In fact, during the past months, we have already witnessed a new dawn of AM investment. As Sarah Goehrke, Managing Editor of Fabbaloo and former Editor-in-Chief at 3DPrint.com, described during one of the panels, there have been over a dozen multi-million investment rounds for 3D printing companies, merger and acquisition activities, and new AM sectors of excellence opening. All of this, said Goehrke, is a testament to the money that people are putting into AM because they see a future in it.

The “Disrupting Industrial” panel also brought together HP executive leaders including Jon Wayne, Head of Global Commercial Business 3D Printing and Digital Manufacturing HP, and Lihua Zhao, Global Head of 3D Labs, and industry expert Ken Burns, Vice President Commercial of Forecast 3D, to discuss how AM has demonstrated that it can deliver on a global scale, with rapid design and production through dynamic digital supply chains.

“There is no one industry that will drive innovation in additive manufacturing because we believe that additive crosses multiple industries, and the biggest driver that we are seeing now is to create resilience in supply chains. What we’ve seen in the last six months has reinforced that,” said Wayne. “Customers or brands that can differentiate their product with personalization are the ones that are really going to jump into this, feet first. We are also seeing a lot of local governments and country governments taking big interest in additive manufacturing, driven because of what has happened over the last few months and trying to look at manufacturing strategies inside their countries.”

Discussing the results of the HP Digital Manufacturing Trends report, the panel agreed that essential technology like 3D printing and digital manufacturing is a viable, long-term solution for accelerating production, transforming supply chains, and will drive a digital manufacturing future.

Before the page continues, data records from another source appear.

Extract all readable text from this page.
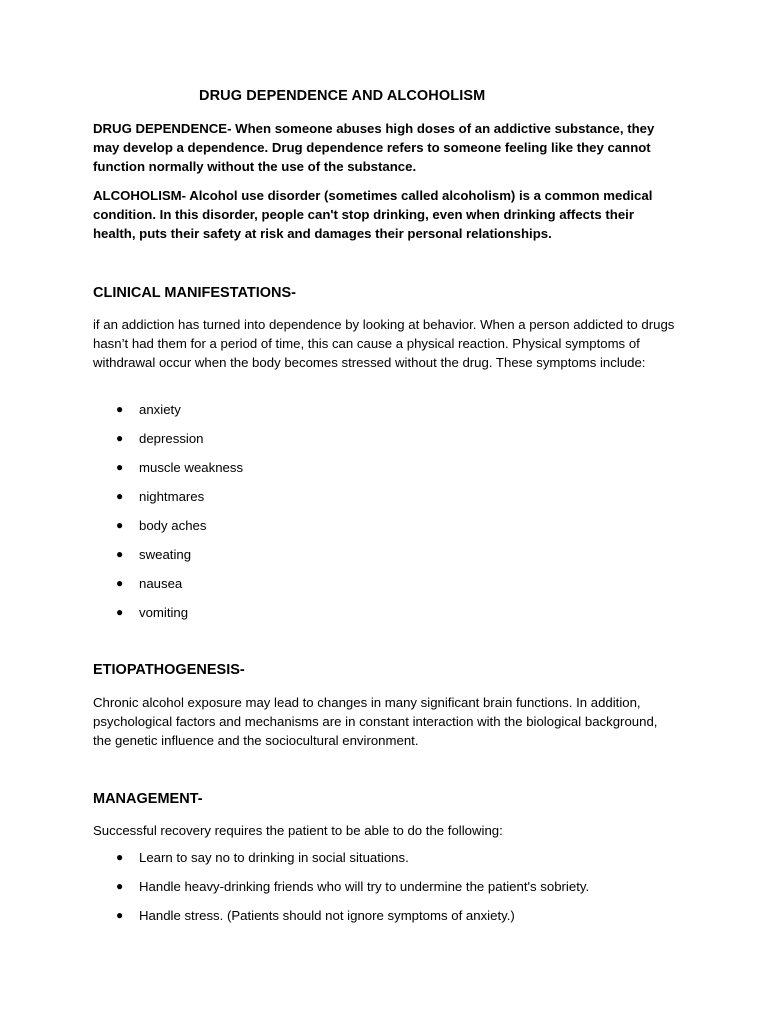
DRUG DEPENDENCE AND ALCOHOLISM
DRUG DEPENDENCE- When someone abuses high doses of an addictive substance, they may develop a dependence. Drug dependence refers to someone feeling like they cannot function normally without the use of the substance.
ALCOHOLISM- Alcohol use disorder (sometimes called alcoholism) is a common medical condition. In this disorder, people can't stop drinking, even when drinking affects their health, puts their safety at risk and damages their personal relationships.
CLINICAL MANIFESTATIONS-
if an addiction has turned into dependence by looking at behavior. When a person addicted to drugs hasn’t had them for a period of time, this can cause a physical reaction. Physical symptoms of withdrawal occur when the body becomes stressed without the drug. These symptoms include:
● anxiety
● depression
● muscle weakness
● nightmares
● body aches
● sweating
● nausea
● vomiting
ETIOPATHOGENESIS-
Chronic alcohol exposure may lead to changes in many significant brain functions. In addition, psychological factors and mechanisms are in constant interaction with the biological background, the genetic influence and the sociocultural environment.
MANAGEMENT-
Successful recovery requires the patient to be able to do the following:
● Learn to say no to drinking in social situations.
● Handle heavy-drinking friends who will try to undermine the patient's sobriety.
● Handle stress. (Patients should not ignore symptoms of anxiety.)
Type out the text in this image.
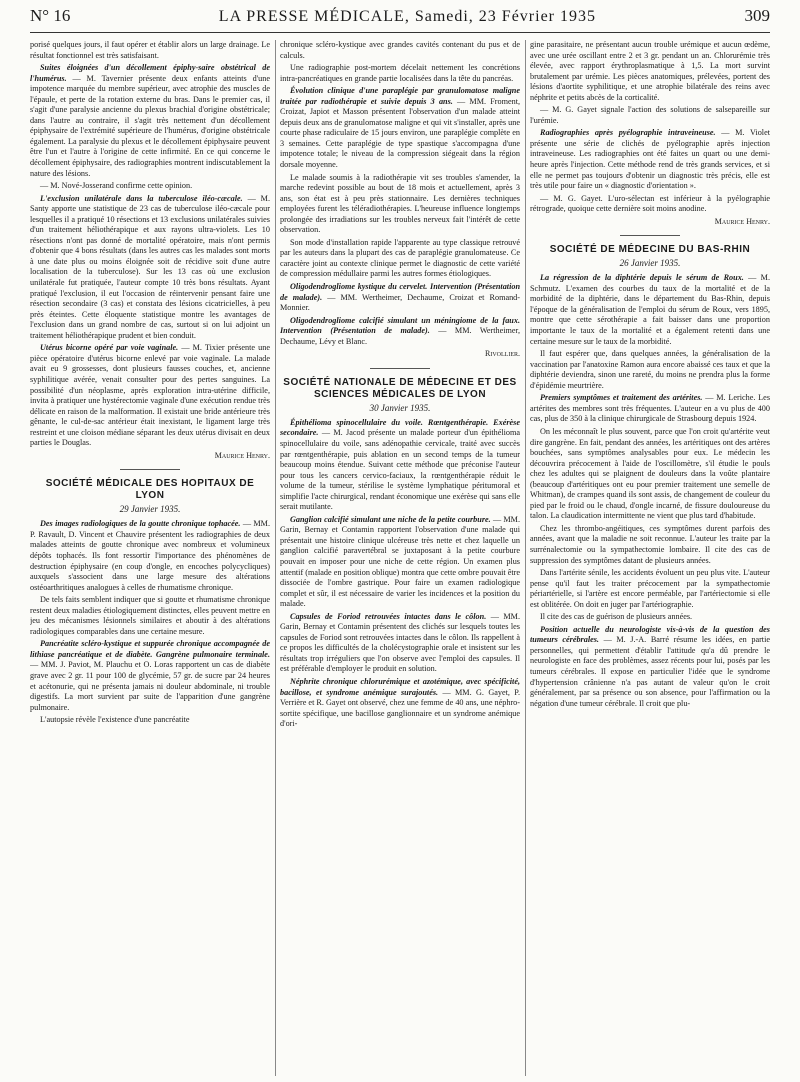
N° 16	LA PRESSE MÉDICALE, Samedi, 23 Février 1935	309

porisé quelques jours, il faut opérer et établir alors un large drainage. Le résultat fonctionnel est très satisfaisant.

Suites éloignées d'un décollement épiphy-saire obstétrical de l'humérus. — M. Tavernier présente deux enfants atteints d'une impotence marquée du membre supérieur, avec atrophie des muscles de l'épaule, et perte de la rotation externe du bras. Dans le premier cas, il s'agit d'une paralysie ancienne du plexus brachial d'origine obstétricale; dans l'autre au contraire, il s'agit très nettement d'un décollement épiphysaire de l'extrémité supérieure de l'humérus, d'origine obstétricale également. La paralysie du plexus et le décollement épiphysaire peuvent être l'un et l'autre à l'origine de cette infirmité. En ce qui concerne le décollement épiphysaire, des radiographies montrent indiscutablement la nature des lésions.

— M. Nové-Josserand confirme cette opinion.

L'exclusion unilatérale dans la tuberculose iléo-cæcale. — M. Santy apporte une statistique de 23 cas de tuberculose iléo-cæcale pour lesquelles il a pratiqué 10 résections et 13 exclusions unilatérales suivies d'un traitement héliothérapique et aux rayons ultra-violets. Les 10 résections n'ont pas donné de mortalité opératoire, mais n'ont permis d'obtenir que 4 bons résultats (dans les autres cas les malades sont morts à une date plus ou moins éloignée soit de récidive soit d'une autre localisation de la tuberculose). Sur les 13 cas où une exclusion unilatérale fut pratiquée, l'auteur compte 10 très bons résultats. Ayant pratiqué l'exclusion, il eut l'occasion de réintervenir pensant faire une résection secondaire (3 cas) et constata des lésions cicatricielles, à peu près éteintes. Cette éloquente statistique montre les avantages de l'exclusion dans un grand nombre de cas, surtout si on lui adjoint un traitement héliothérapique prudent et bien conduit.

Utérus bicorne opéré par voie vaginale. — M. Tixier présente une pièce opératoire d'utérus bicorne enlevé par voie vaginale. La malade avait eu 9 grossesses, dont plusieurs fausses couches, et, ancienne syphilitique avérée, venait consulter pour des pertes sanguines. La possibilité d'un néoplasme, après exploration intra-utérine difficile, invita à pratiquer une hystérectomie vaginale d'une exécution rendue très délicate en raison de la malformation. Il existait une bride antérieure très gênante, le cul-de-sac antérieur était inexistant, le ligament large très restreint et une cloison médiane séparant les deux utérus divisait en deux parties le Douglas.

Maurice Henry.

SOCIÉTÉ MÉDICALE DES HOPITAUX DE LYON
29 Janvier 1935.

Des images radiologiques de la goutte chronique tophacée. — MM. P. Ravault, D. Vincent et Chauvire présentent les radiographies de deux malades atteints de goutte chronique avec nombreux et volumineux dépôts tophacés. Ils font ressortir l'importance des phénomènes de destruction épiphysaire (en coup d'ongle, en encoches polycycliques) auxquels s'associent dans une large mesure des altérations ostéoarthritiques analogues à celles de rhumatisme chronique.

De tels faits semblent indiquer que si goutte et rhumatisme chronique restent deux maladies étiologiquement distinctes, elles peuvent mettre en jeu des mécanismes lésionnels similaires et aboutir à des altérations radiologiques comparables dans une certaine mesure.

Pancréatite scléro-kystique et suppurée chronique accompagnée de lithiase pancréatique et de diabète. Gangrène pulmonaire terminale. — MM. J. Paviot, M. Plauchu et O. Loras rapportent un cas de diabète grave avec 2 gr. 11 pour 100 de glycémie, 57 gr. de sucre par 24 heures et acétonurie, qui ne présenta jamais ni douleur abdominale, ni trouble digestifs. La mort survient par suite de l'apparition d'une gangrène pulmonaire.

L'autopsie révèle l'existence d'une pancréatite

chronique scléro-kystique avec grandes cavités contenant du pus et de calculs.

Une radiographie post-mortem décelait nettement les concrétions intra-pancréatiques en grande partie localisées dans la tête du pancréas.

Évolution clinique d'une paraplégie par granulomatose maligne traitée par radiothérapie et suivie depuis 3 ans. — MM. Froment, Croizat, Japiot et Masson présentent l'observation d'un malade atteint depuis deux ans de granulomatose maligne et qui vit s'installer, après une courte phase radiculaire de 15 jours environ, une paraplégie complète en 3 semaines. Cette paraplégie de type spastique s'accompagna d'une impotence totale; le niveau de la compression siégeait dans la région dorsale moyenne.

Le malade soumis à la radiothérapie vit ses troubles s'amender, la marche redevint possible au bout de 18 mois et actuellement, après 3 ans, son état est à peu près stationnaire. Les dernières techniques employées furent les téléradiothérapies. L'heureuse influence longtemps prolongée des irradiations sur les troubles nerveux fait l'intérêt de cette observation.

Son mode d'installation rapide l'apparente au type classique retrouvé par les auteurs dans la plupart des cas de paraplégie granulomateuse. Ce caractère joint au contexte clinique permet le diagnostic de cette variété de compression médullaire parmi les autres formes étiologiques.

Oligodendrogliome kystique du cervelet. Intervention (Présentation de malade). — MM. Wertheimer, Dechaume, Croizat et Romand-Monnier.

Oligodendrogliome calcifié simulant un méningiome de la faux. Intervention (Présentation de malade). — MM. Wertheimer, Dechaume, Lévy et Blanc.

Rivollier.

SOCIÉTÉ NATIONALE DE MÉDECINE ET DES SCIENCES MÉDICALES DE LYON
30 Janvier 1935.

Épithélioma spinocellulaire du voile. Rœntgenthérapie. Exérèse secondaire. — M. Jacod présente un malade porteur d'un épithélioma spinocellulaire du voile, sans adénopathie cervicale, traité avec succès par rœntgenthérapie, puis ablation en un second temps de la tumeur beaucoup moins étendue. Suivant cette méthode que préconise l'auteur pour tous les cancers cervico-faciaux, la rœntgenthérapie réduit le volume de la tumeur, stérilise le système lymphatique péritumoral et simplifie l'acte chirurgical, rendant économique une exérèse qui sans elle serait mutilante.

Ganglion calcifié simulant une niche de la petite courbure. — MM. Garin, Bernay et Contamin rapportent l'observation d'une malade qui présentait une histoire clinique ulcéreuse très nette et chez laquelle un ganglion calcifié paravertébral se juxtaposant à la petite courbure pouvait en imposer pour une niche de cette région. Un examen plus attentif (malade en position oblique) montra que cette ombre pouvait être dissociée de l'ombre gastrique. Pour faire un examen radiologique complet et sûr, il est nécessaire de varier les incidences et la position du malade.

Capsules de Foriod retrouvées intactes dans le côlon. — MM. Garin, Bernay et Contamin présentent des clichés sur lesquels toutes les capsules de Foriod sont retrouvées intactes dans le côlon. Ils rappellent à ce propos les difficultés de la cholécystographie orale et insistent sur les résultats trop irréguliers que l'on observe avec l'emploi des capsules. Il est préférable d'employer le produit en solution.

Néphrite chronique chlorurémique et azotémique, avec spécificité, bacillose, et syndrome anémique surajoutés. — MM. G. Gayet, P. Verrière et R. Gayet ont observé, chez une femme de 40 ans, une néphro-sortite spécifique, une bacillose ganglionnaire et un syndrome anémique d'ori-

gine parasitaire, ne présentant aucun trouble urémique et aucun œdème, avec une urée oscillant entre 2 et 3 gr. pendant un an. Chlorurémie très élevée, avec rapport érythroplasmatique à 1,5. La mort survint brutalement par urémie. Les pièces anatomiques, prélevées, portent des lésions d'aortite syphilitique, et une atrophie bilatérale des reins avec néphrite et petits abcès de la corticalité.

— M. G. Gayet signale l'action des solutions de salsepareille sur l'urémie.

Radiographies après pyélographie intraveineuse. — M. Violet présente une série de clichés de pyélographie après injection intraveineuse. Les radiographies ont été faites un quart ou une demi-heure après l'injection. Cette méthode rend de très grands services, et si elle ne permet pas toujours d'obtenir un diagnostic très précis, elle est très utile pour faire un « diagnostic d'orientation ».

— M. G. Gayet. L'uro-sélectan est inférieur à la pyélographie rétrograde, quoique cette dernière soit moins anodine.

Maurice Henry.

SOCIÉTÉ DE MÉDECINE DU BAS-RHIN
26 Janvier 1935.

La régression de la diphtérie depuis le sérum de Roux. — M. Schmutz. L'examen des courbes du taux de la mortalité et de la morbidité de la diphtérie, dans le département du Bas-Rhin, depuis l'époque de la généralisation de l'emploi du sérum de Roux, vers 1895, montre que cette sérothérapie a fait baisser dans une proportion importante le taux de la mortalité et a également retenti dans une certaine mesure sur le taux de la morbidité.

Il faut espérer que, dans quelques années, la généralisation de la vaccination par l'anatoxine Ramon aura encore abaissé ces taux et que la diphtérie deviendra, sinon une rareté, du moins ne prendra plus la forme d'épidémie meurtrière.

Premiers symptômes et traitement des artérites. — M. Leriche. Les artérites des membres sont très fréquentes. L'auteur en a vu plus de 400 cas, plus de 350 à la clinique chirurgicale de Strasbourg depuis 1924.

On les méconnaît le plus souvent, parce que l'on croit qu'artérite veut dire gangrène. En fait, pendant des années, les artéritiques ont des artères bouchées, sans symptômes analysables pour eux. Le médecin les découvrira précocement à l'aide de l'oscillomètre, s'il étudie le pouls chez les adultes qui se plaignent de douleurs dans la voûte plantaire (beaucoup d'artéritiques ont eu pour premier traitement une semelle de Whitman), de crampes quand ils sont assis, de changement de couleur du pied par le froid ou le chaud, d'ongle incarné, de fissure douloureuse du talon. La claudication intermittente ne vient que plus tard d'habitude.

Chez les thrombo-angéitiques, ces symptômes durent parfois des années, avant que la maladie ne soit reconnue. L'auteur les traite par la surrénalectomie ou la sympathectomie lombaire. Il cite des cas de suppression des symptômes datant de plusieurs années.

Dans l'artérite sénile, les accidents évoluent un peu plus vite. L'auteur pense qu'il faut les traiter précocement par la sympathectomie périartérielle, si l'artère est encore perméable, par l'artériectomie si elle est oblitérée. On doit en juger par l'artériographie.

Il cite des cas de guérison de plusieurs années.

Position actuelle du neurologiste vis-à-vis de la question des tumeurs cérébrales. — M. J.-A. Barré résume les idées, en partie personnelles, qui permettent d'établir l'attitude qu'a dû prendre le neurologiste en face des problèmes, assez récents pour lui, posés par les tumeurs cérébrales. Il expose en particulier l'idée que le syndrome d'hypertension crânienne n'a pas autant de valeur qu'on le croit généralement, par sa présence ou son absence, pour l'affirmation ou la négation d'une tumeur cérébrale. Il croit que plu-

Precise and reliable dispensing helps scientists in researching new antibiotics, cell-based assays, enzyme profiles, and other rapid testing. Image courtesy of HP/Jeff Harris.

The closing session took an inside look at HP’s innovation engine, HP Labs, and the leaders who are driving it forward. It highlighted the four main focus areas of HP Labs as it commits to innovating and reinventing itself as it has done for over 80 years. Particularly in four areas, security, 3D printing, digital manufacturing, and microfluidics.

HP Labs has worked to find ways to apply its core printing and 3D printing technologies to new markets and applications, such as life sciences. This has led to new HP’s microfluidics technology that is bringing innovation and new efficiencies to the serial dilution of pharmaceuticals, for drug dispensing and discovery, as well as susceptibility testing.

According to the panelists, healthcare is a great market for HP because it impacts all segments of society, and has many unmet needs from the clinical outcomes perspective. Andrew Bolwell, Chief Disrupter and Global Head of HP Tech Strategy and Ventures, described the company as looking to bring together its microfluidics platform and print capabilities to create digital ecosystems for prevention and improved effective treatments. Examining the potential for manufacturing innovation going forward, both Bolwell and his fellow panelists, Trevor Hawkins, Chief Disrupter and Global Head of HP Tech Strategy, and Sue Richards, Global Head of HP’s Print Microfluidics, healthcare is a great market for HP’s microfluidics technology, as it impacts all segments of society but still has many unmet needs from a clinical outcomes perspective. Finally, Bolwell described the company’s technology, scalability, and trusted brand as a winning solution to face a future that will transform exponentially in the next decade.